Tuesday, September 30, 2014

TV Timewarp with "Leave It to Beaver"




As I scrolled through my Netflix queue the other day, considering a new TV show to watch, I was reminded of something I hadn't thought about in years: I adore "Leave It to Beaver."

I remember when I was 7 years old, watching the old Nick at Nite line up, before the TV Land channel became a thing. My family would squat in front of the TV every night for "I Dream of Jeannie," "Bewitched," "I Love Lucy," "The Munsters," and "Get Smart," always to switch the OFF button when the theme song for "Dragnet" started. It was like clockwork. Some nights there was Mary, other nights some Dick Van Dyke, but never once was there "Leave It to Beaver." And I figured that was alright, because it seemed like a silly show anyways.

When I was in college, my dad felt it was time I was educated on the ways of the Beav (it shouldn't be a coincidence that he looked eerily like Jerry Mathers in 1959). I was 21 years old, and definitely not a little kid. I hummed and hawed, declaring how uninterested I was, but he popped in his newly received Season 1 DVDs anyways, and the rest was history.
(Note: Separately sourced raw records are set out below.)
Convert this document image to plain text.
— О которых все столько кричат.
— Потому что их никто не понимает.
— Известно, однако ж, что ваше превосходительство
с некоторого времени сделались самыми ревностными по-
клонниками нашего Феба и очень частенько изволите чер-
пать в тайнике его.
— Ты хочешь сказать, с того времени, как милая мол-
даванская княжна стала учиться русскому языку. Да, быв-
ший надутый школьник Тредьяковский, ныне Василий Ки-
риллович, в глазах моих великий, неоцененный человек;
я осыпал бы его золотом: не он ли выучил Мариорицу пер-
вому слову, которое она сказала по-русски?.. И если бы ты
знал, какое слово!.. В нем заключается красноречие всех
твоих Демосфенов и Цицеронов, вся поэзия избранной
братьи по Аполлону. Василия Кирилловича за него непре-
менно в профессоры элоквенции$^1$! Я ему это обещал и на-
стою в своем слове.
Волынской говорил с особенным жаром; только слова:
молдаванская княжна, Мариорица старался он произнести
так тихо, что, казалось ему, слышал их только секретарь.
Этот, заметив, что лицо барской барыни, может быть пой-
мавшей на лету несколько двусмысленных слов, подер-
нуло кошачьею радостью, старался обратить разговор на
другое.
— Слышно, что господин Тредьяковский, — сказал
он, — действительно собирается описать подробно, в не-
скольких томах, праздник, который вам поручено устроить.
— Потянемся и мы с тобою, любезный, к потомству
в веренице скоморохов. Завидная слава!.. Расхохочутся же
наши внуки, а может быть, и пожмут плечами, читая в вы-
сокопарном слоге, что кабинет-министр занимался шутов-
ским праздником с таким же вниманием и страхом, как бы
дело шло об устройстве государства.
On the surface, "Beaver" looks like a glossy, untainted view of life in the 50's—a mother vacuuming in pearls, a father peering over a newspaper, and a couple of rowdy kids with nothing better to do than get into mischief. The stakes are never too high and no one is ever too unhappy. But as you watch, you realize it's not nostalgic. It's not filmed with any sense of criticism or ironic hind-sight. It's not making an overt comment about progressiveness within a conservative system. It just is. The messages are subtle, but they're effortless.

We see it all as quaint and naive now. That doesn't diminish these truths, though: Wally is the world's best big brother to Beaver. June and Ward Cleaver may just be TV's most sympathetic, understanding, and patient parents. And seeing the show as an adult, I connected with it in a way I wouldn't have as a child. Where once I would have noticed only the trials of boyhood, I now see parents navigating parenthood, ending the cycle of corporal punishment, and the development of brotherhood.

All this rambling is just to say that I want to share my love of this show with you all. Netflix has all six seasons (which originally ran from 1957 to 1963), and I recommend you give it a try, if you haven't already. Watch it with your kids—especially if you have young boys.

Has anyone else watched the entire series? Were you a kid when you watched it, or were you an adult? What are your thoughts?